Me inquieta mais as pessoas que criticam. O que eu tento dizer no prefácio é que tudo que eu usei para escrever são elementos da inteligência artificial. A escrita já contém em si uma artificialização da inteligência. A inteligência humana é artificial nesse sentido. Ela é um artifício que a gente vai criar, e a minha inquietação passa por isso. Quer dizer, há uma série de recursos de escrita hoje, que estamos chamando de inteligência artificial, de ChatGPT, que me interessa. Não para mandar o ChatGPT escrever o meu livro, mas para escrever o meu livro a partir de um tipo de mentalidade que está surgindo com essas tecnologias. Quem são as pessoas que ficam diante das redes sociais? Que tipo de sociabilidade é essa? Que tipo de mentalidade é essa e que a gente está tratando como um adoecimento também? Acho que o ser humano se adapta a tudo e o que a gente está chamando de adoecimento hoje pode se transformar numa nova forma de vida. É terrível? É bom? Não quero muito discutir isso porque eu acho que é inevitável. É obra humana. O que eu acho que a gente não pode permitir, e aí acho que minha escrita tenta interferir nisso, é que as pessoas entrem de gaiato, que as pessoas embarquem nessa sem fazer uma autocrítica, sem experimentar a metalinguagem. Seja o que for, o mundo para mim sempre foi uma invenção da linguagem. Nós temos um aparelho mediador enorme. Então, acho que eu trabalho para dizer isso, trabalho para interferir nessa invenção de mundo, que é a linguagem. Não é o escritor, o romancista, o poeta, que está inventando o mundo. Os políticos estão inventando o mundo. Tudo isso que a gente chama de fake news é invenção de mundo, e as pessoas vivem nesse mundo entrando de gaiato. É isso que eu quero dizer. Sem a mínima autocrítica, sem a mínima capacidade de saber que está diante da linguagem. E aí eu acho que escrevo para isso.

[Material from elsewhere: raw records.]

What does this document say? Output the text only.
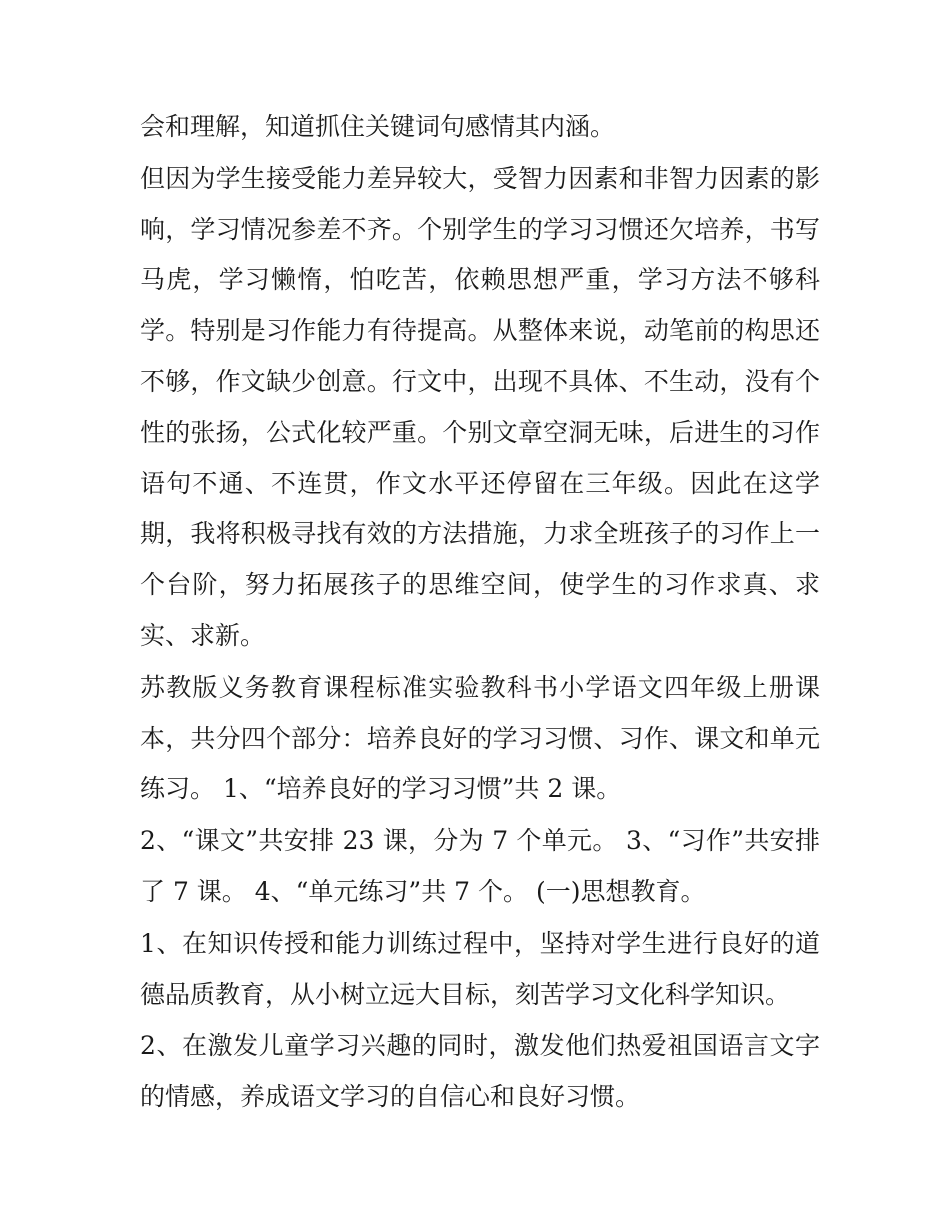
会和理解，知道抓住关键词句感情其内涵。

但因为学生接受能力差异较大，受智力因素和非智力因素的影响，学习情况参差不齐。个别学生的学习习惯还欠培养，书写马虎，学习懒惰，怕吃苦，依赖思想严重，学习方法不够科学。特别是习作能力有待提高。从整体来说，动笔前的构思还不够，作文缺少创意。行文中，出现不具体、不生动，没有个性的张扬，公式化较严重。个别文章空洞无味，后进生的习作语句不通、不连贯，作文水平还停留在三年级。因此在这学期，我将积极寻找有效的方法措施，力求全班孩子的习作上一个台阶，努力拓展孩子的思维空间，使学生的习作求真、求实、求新。

苏教版义务教育课程标准实验教科书小学语文四年级上册课本，共分四个部分：培养良好的学习习惯、习作、课文和单元练习。 1、“培养良好的学习习惯”共 2 课。

2、“课文”共安排 23 课，分为 7 个单元。 3、“习作”共安排了 7 课。 4、“单元练习”共 7 个。 (一)思想教育。

1、在知识传授和能力训练过程中，坚持对学生进行良好的道德品质教育，从小树立远大目标，刻苦学习文化科学知识。

2、在激发儿童学习兴趣的同时，激发他们热爱祖国语言文字的情感，养成语文学习的自信心和良好习惯。
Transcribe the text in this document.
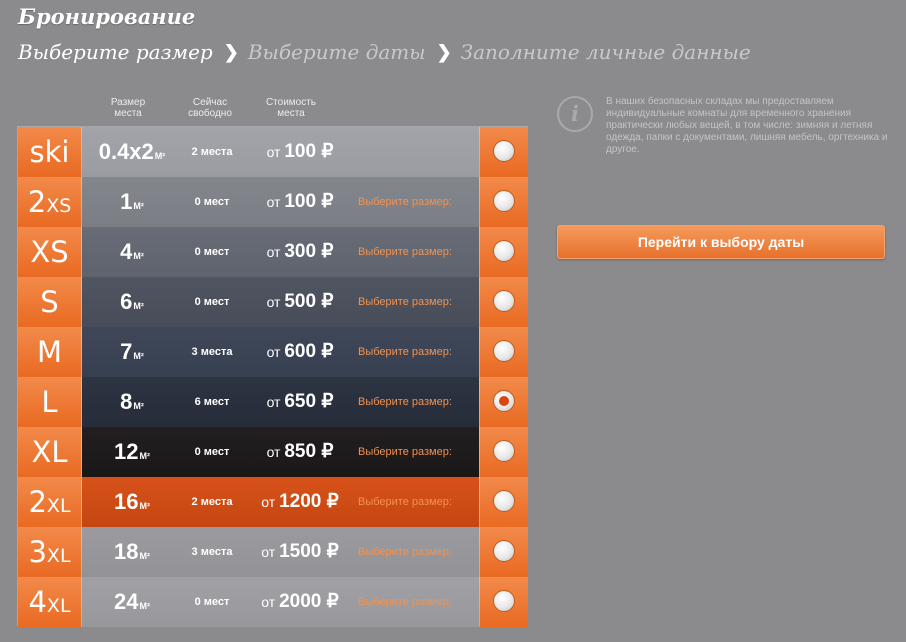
Бронирование
Выберите размер ❯ Выберите даты ❯ Заполните личные данные
Размер
места
Сейчас
свободно
Стоимость
места
ski	0.4x2М²	2 места	от 100 ₽
2XS	1М²	0 мест	от 100 ₽	Выберите размер:
XS	4М²	0 мест	от 300 ₽	Выберите размер:
S	6М²	0 мест	от 500 ₽	Выберите размер:
M	7М²	3 места	от 600 ₽	Выберите размер:
L	8М²	6 мест	от 650 ₽	Выберите размер:
XL	12М²	0 мест	от 850 ₽	Выберите размер:
2XL	16М²	2 места	от 1200 ₽	Выберите размер:
3XL	18М²	3 места	от 1500 ₽	Выберите размер:
4XL	24М²	0 мест	от 2000 ₽	Выберите размер:
i	В наших безопасных складах мы предоставляем индивидуальные комнаты для временного хранения практически любых вещей, в том числе: зимняя и летняя одежда, папки с документами, лишняя мебель, оргтехника и другое.
Перейти к выбору даты
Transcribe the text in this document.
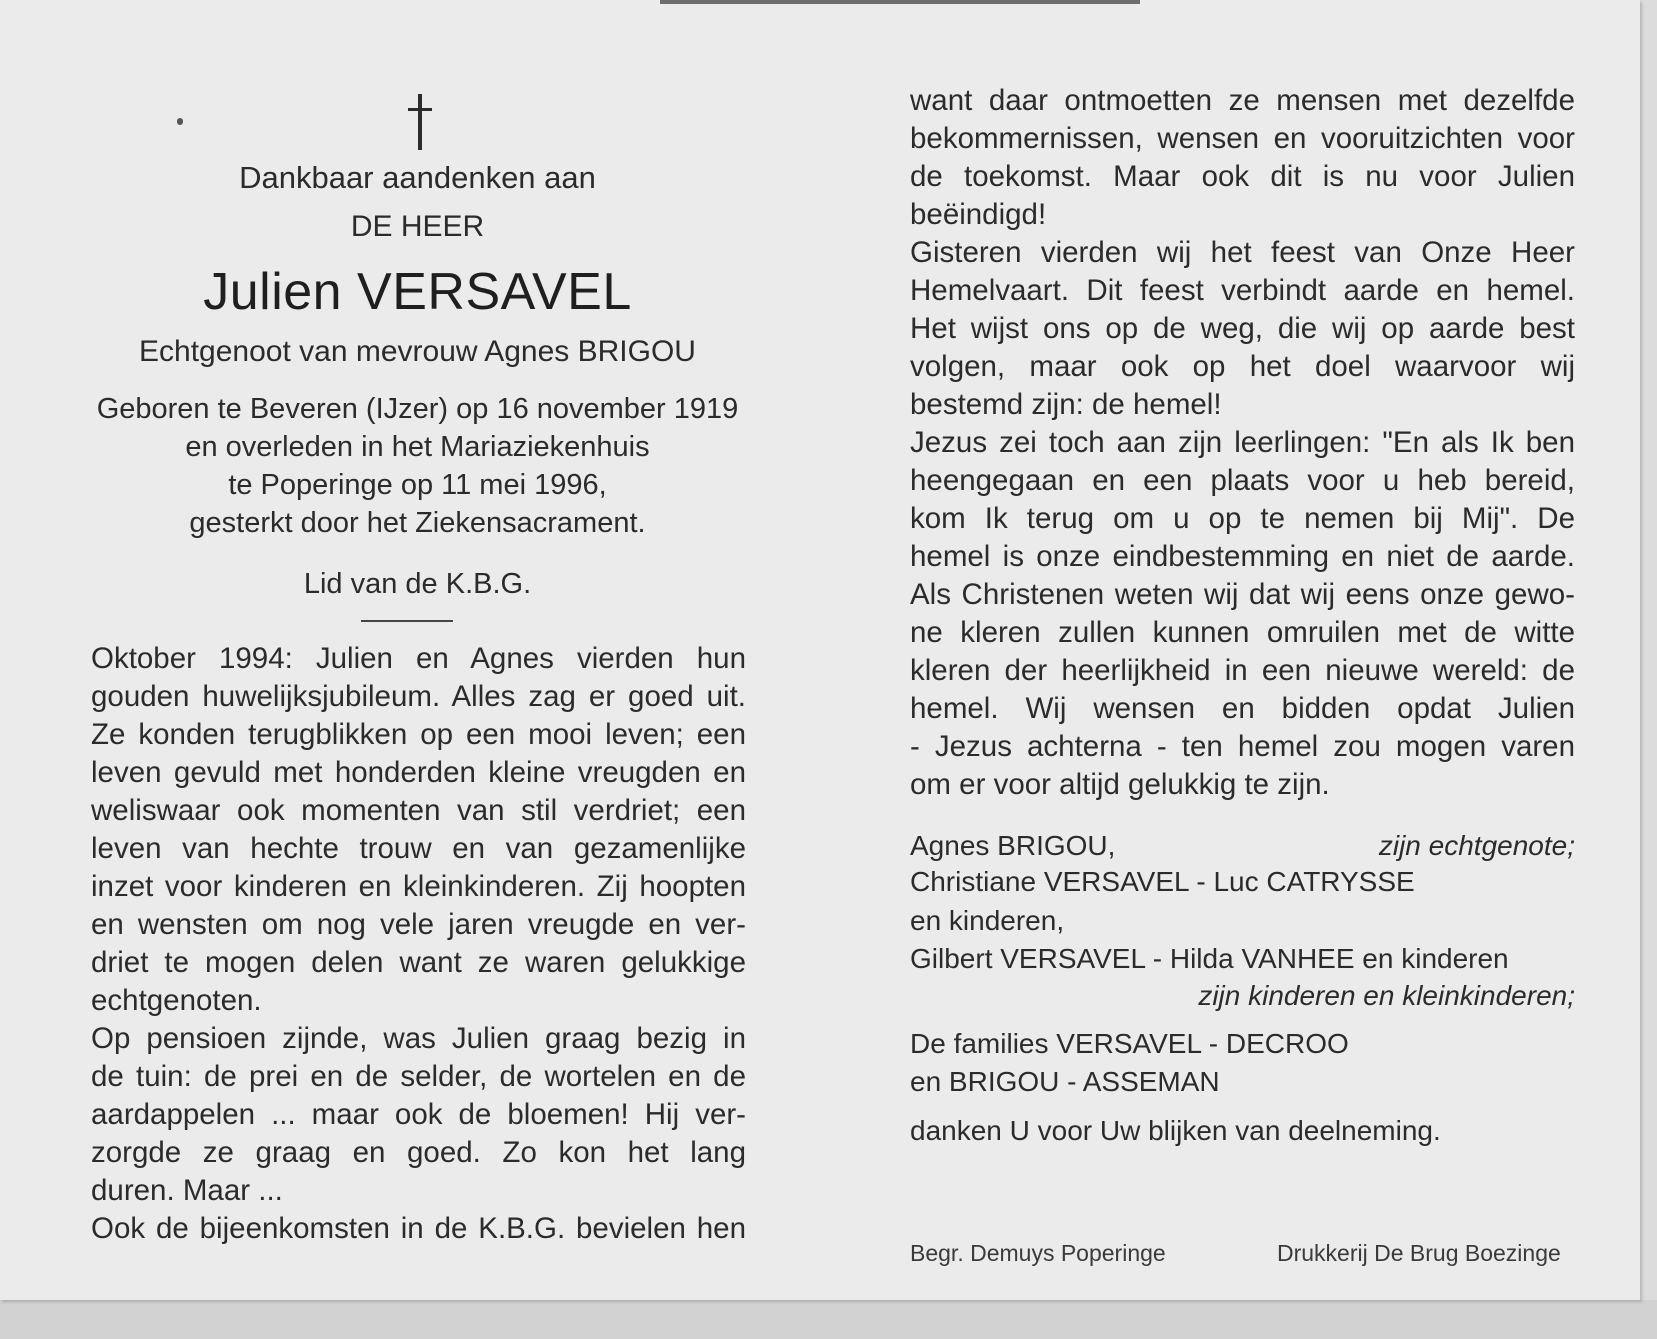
Dankbaar aandenken aan
DE HEER
Julien VERSAVEL
Echtgenoot van mevrouw Agnes BRIGOU
Geboren te Beveren (IJzer) op 16 november 1919
en overleden in het Mariaziekenhuis
te Poperinge op 11 mei 1996,
gesterkt door het Ziekensacrament.
Lid van de K.B.G.
Oktober 1994: Julien en Agnes vierden hun
gouden huwelijksjubileum. Alles zag er goed uit.
Ze konden terugblikken op een mooi leven; een
leven gevuld met honderden kleine vreugden en
weliswaar ook momenten van stil verdriet; een
leven van hechte trouw en van gezamenlijke
inzet voor kinderen en kleinkinderen. Zij hoopten
en wensten om nog vele jaren vreugde en ver-
driet te mogen delen want ze waren gelukkige
echtgenoten.
Op pensioen zijnde, was Julien graag bezig in
de tuin: de prei en de selder, de wortelen en de
aardappelen ... maar ook de bloemen! Hij ver-
zorgde ze graag en goed. Zo kon het lang
duren. Maar ...
Ook de bijeenkomsten in de K.B.G. bevielen hen
want daar ontmoetten ze mensen met dezelfde
bekommernissen, wensen en vooruitzichten voor
de toekomst. Maar ook dit is nu voor Julien
beëindigd!
Gisteren vierden wij het feest van Onze Heer
Hemelvaart. Dit feest verbindt aarde en hemel.
Het wijst ons op de weg, die wij op aarde best
volgen, maar ook op het doel waarvoor wij
bestemd zijn: de hemel!
Jezus zei toch aan zijn leerlingen: "En als Ik ben
heengegaan en een plaats voor u heb bereid,
kom Ik terug om u op te nemen bij Mij". De
hemel is onze eindbestemming en niet de aarde.
Als Christenen weten wij dat wij eens onze gewo-
ne kleren zullen kunnen omruilen met de witte
kleren der heerlijkheid in een nieuwe wereld: de
hemel. Wij wensen en bidden opdat Julien
- Jezus achterna - ten hemel zou mogen varen
om er voor altijd gelukkig te zijn.
Agnes BRIGOU,	zijn echtgenote;
Christiane VERSAVEL - Luc CATRYSSE
en kinderen,
Gilbert VERSAVEL - Hilda VANHEE en kinderen
zijn kinderen en kleinkinderen;
De families VERSAVEL - DECROO
en BRIGOU - ASSEMAN
danken U voor Uw blijken van deelneming.
Begr. Demuys Poperinge	Drukkerij De Brug Boezinge
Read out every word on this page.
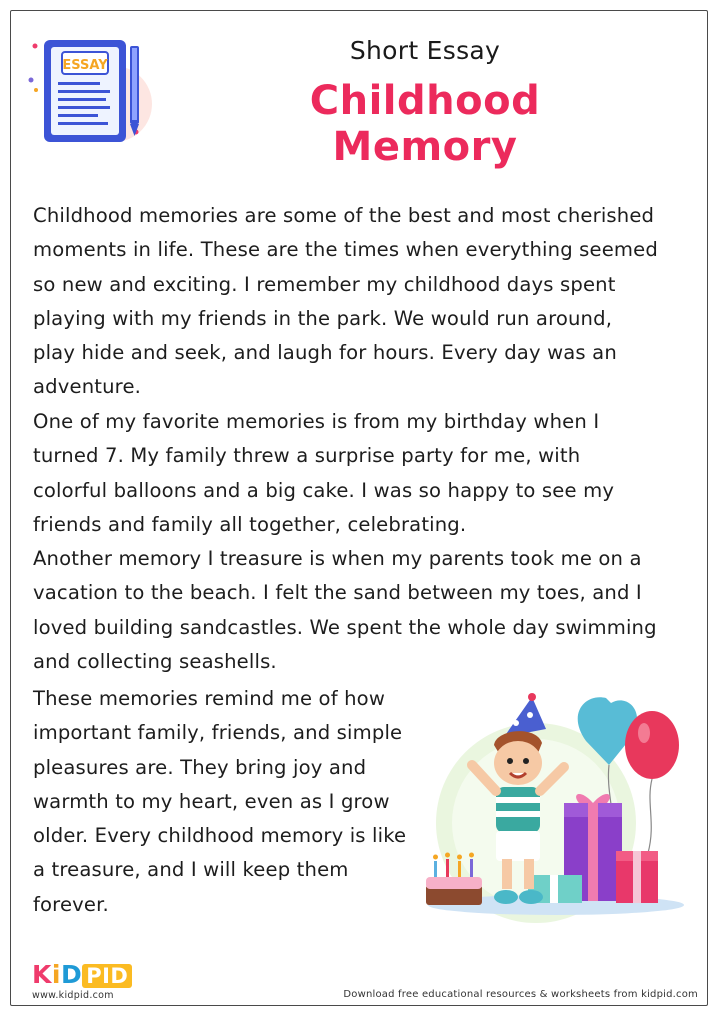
ESSAY
Short Essay
Childhood Memory

Childhood memories are some of the best and most cherished
moments in life. These are the times when everything seemed
so new and exciting. I remember my childhood days spent
playing with my friends in the park. We would run around,
play hide and seek, and laugh for hours. Every day was an
adventure.

One of my favorite memories is from my birthday when I
turned 7. My family threw a surprise party for me, with
colorful balloons and a big cake. I was so happy to see my
friends and family all together, celebrating.

Another memory I treasure is when my parents took me on a
vacation to the beach. I felt the sand between my toes, and I
loved building sandcastles. We spent the whole day swimming
and collecting seashells.

These memories remind me of how
important family, friends, and simple
pleasures are. They bring joy and
warmth to my heart, even as I grow
older. Every childhood memory is like
a treasure, and I will keep them
forever.

KiD PID
www.kidpid.com	Download free educational resources & worksheets from kidpid.com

– “Copacabana e outros subúrbios” revisita contos escritos há mais de 30 anos. Você se enxerga naqueles escritos?

Não me enxergo nos meus escritos do ponto de vista emocional, pessoal. Meus escritos são um trabalho de distorção, de distanciamento. Não tem confissão. E eu acho que eles sempre foram isso, foram experiências de linguagem por meio das quais tento dizer coisas. Mas é claro que vai aparecer uma coisa minha, uma pessoa que eu conheci, uma coisa que eu vivi, um sentimento que eu tenho, porque isso é o que preenche as reflexões. Eu me enxergo nos contos como um escritor, mas, como sujeito,  acho que não.

– Há contos ali escritos sob encomenda, inclusive o que você produziu para a Tribuna. Escrever sob encomenda significa que você é obrigado a escrever. Como você se sente produzindo sob encomenda? 

Adoro encomenda porque ela me mobiliza a escrever. Não sou um escritor full time. Não sou alguém que viva de escrever, embora eu não possa viver sem escrever. Eu dou aula, oriento pessoas, faço mil coisas. Então, uma encomenda, de certa forma, acende a chama do escritor. Até os livros que não foram sob encomenda, eu faço porque alguma coisa…Tem os poemas soltos, e as ideias vão se juntando… Tenho vários projetos inacabados, ou em andamento, bem mais antigos que o “Agóleo”, e aí, de repente, apareceram esse poemas, essa ideia foi ganhando uma urgência e aí vira uma encomenda para mim mesmo. Essa coisa da encomenda é um desafio. Eu gosto de atender essas encomendas.